Все, что мне дорого. Письма, мемуары, дневники (Приставкин) - страница 124

Наверное, уже немного осталось свидетелей возникновения гимна СССР, о котором сразу же пошел анекдот (исподволь, могли и посадить!), когда один из авторов текста на упрек, что слова-то ужасные, веско отвечает: «Но вставать будешь».

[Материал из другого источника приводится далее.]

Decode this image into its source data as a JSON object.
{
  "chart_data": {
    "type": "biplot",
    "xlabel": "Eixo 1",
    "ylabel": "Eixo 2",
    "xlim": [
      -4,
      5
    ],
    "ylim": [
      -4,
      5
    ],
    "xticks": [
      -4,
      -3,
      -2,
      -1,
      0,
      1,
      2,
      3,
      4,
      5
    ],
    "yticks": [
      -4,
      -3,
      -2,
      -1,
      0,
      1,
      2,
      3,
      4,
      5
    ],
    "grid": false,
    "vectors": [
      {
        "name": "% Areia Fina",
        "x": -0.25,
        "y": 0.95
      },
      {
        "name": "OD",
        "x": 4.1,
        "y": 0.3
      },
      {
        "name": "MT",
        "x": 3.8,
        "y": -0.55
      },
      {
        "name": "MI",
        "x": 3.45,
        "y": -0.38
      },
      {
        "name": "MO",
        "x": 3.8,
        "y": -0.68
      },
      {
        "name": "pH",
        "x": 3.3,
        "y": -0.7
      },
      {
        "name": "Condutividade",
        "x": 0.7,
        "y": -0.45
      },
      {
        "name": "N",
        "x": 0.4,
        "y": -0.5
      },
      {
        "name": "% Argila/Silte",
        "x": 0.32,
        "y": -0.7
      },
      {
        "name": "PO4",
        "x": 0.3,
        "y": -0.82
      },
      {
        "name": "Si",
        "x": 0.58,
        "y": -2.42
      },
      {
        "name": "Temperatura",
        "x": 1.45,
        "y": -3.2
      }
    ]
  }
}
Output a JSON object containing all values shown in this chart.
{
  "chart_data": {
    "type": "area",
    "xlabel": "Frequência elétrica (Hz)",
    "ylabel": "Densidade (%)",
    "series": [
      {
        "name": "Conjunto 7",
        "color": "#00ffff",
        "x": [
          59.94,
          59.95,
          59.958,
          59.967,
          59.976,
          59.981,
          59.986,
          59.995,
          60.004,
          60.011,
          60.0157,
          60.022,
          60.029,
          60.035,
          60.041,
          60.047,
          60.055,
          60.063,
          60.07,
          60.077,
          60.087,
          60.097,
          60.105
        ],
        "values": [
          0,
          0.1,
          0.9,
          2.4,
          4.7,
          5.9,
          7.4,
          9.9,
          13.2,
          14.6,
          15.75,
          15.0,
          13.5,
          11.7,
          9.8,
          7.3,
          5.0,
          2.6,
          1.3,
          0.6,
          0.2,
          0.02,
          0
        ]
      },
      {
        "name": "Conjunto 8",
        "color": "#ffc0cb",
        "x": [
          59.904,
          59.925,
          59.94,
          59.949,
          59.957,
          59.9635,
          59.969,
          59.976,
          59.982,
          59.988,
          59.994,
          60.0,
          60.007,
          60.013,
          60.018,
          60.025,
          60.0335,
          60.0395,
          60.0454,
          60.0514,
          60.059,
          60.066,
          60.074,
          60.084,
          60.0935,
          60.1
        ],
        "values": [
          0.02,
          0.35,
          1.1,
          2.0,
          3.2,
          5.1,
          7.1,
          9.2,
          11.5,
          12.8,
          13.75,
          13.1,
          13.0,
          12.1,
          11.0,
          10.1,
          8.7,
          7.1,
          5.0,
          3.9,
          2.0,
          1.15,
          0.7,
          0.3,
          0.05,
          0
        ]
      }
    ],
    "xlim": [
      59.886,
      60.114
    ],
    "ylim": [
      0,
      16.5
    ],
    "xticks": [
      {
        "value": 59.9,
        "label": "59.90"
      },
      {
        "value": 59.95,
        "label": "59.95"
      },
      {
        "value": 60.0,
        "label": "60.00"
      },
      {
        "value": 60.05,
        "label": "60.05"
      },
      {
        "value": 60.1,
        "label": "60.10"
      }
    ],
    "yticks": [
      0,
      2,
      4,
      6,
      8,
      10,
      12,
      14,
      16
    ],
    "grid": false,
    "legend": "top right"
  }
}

Мы вставали, да еще как, ночью с постелей, в тот военный год, когда гимн звучал по всем радиостанциям нашей страны, несколько раз в день, и граждане организованно собирались для коллективного заучивания. У нас в сибирском детдоме для этого служила комната директора, где висела под запором черная настенная тарелка-репродуктор. Нас будили, ибо время с Москвой не совпадало и было за полночь, выстраивали в кабинете директора плотными рядами, чтобы все поместились, и так, в нижнем белье, а кто догадливее, сверху в пальто, на нечувствительную, задурманенную первым сновидением голову, выслушивали хорошо поставленный голос диктора, который ввинчивался прямо в мозг: «А теперь хором повторим слова: «Мы в жизни решаем судьбу поколений, мы к славе отчизну свою поведем…» И мы повторяли нестройными голосами, а глаза сами собой закрывались, и под плывущие издалека звуки мы, уплотненные до того, что сливались в одно единое тело, так что невозможно уже упасть, начинали задремывать и, каждый по отдельности, уплывать в свое, далекое от этой казенной музыки бытие, в котором, чтобы выжить, нужно «решить судьбу» лишней пайки хлеба да черпака затирухи, которые неминуемо сопрет жулик директор, а какой он был жулик, этот член великой партии большевиков, лучше и не рассказывать. А значит, наш собственный гимн – это гимн истинно жизненный, посвященный куску хлеба.

– При-став-кин! – слышу извне угрожающий голос и вздрагиваю. – Повтори-ка слова! – Нет, это не директор, он стоит сбоку, у своего письменного стола, а его крысиные глазки высматривают непоющих, их накажут потом, а кричит мне воспитатель, которому вменено внедрять в нас патриотические слова гимна при помощи голоса и кулаков. С ужасом ощущаю, что не могу разомкнуть глаз, и это чревато карцером и голодными сутками. Но меня дружески больно толкают под бок, и я вытягиваюсь в струнку, извлекая чужим деревянным голосом невнятные слова о том, что мы (кто мы – эти сонные оборванцы?!) решаем судьбу каких-то поколений. Да ни х…ра мы не решаем, кроме… выстоять и не заснуть. И даже слова о вожде, который нас «вырастил на верность народу, на труд и на подвиги нас вдохновил…» – сейчас не вдохновляют. И главный «подвиг» – спрятаться за чужими головами от всевидящих глаз директора. А голос из радио гудит и гудит в уши, словно бьет ударником по мозгам, и нет конца этому мучительному гимну.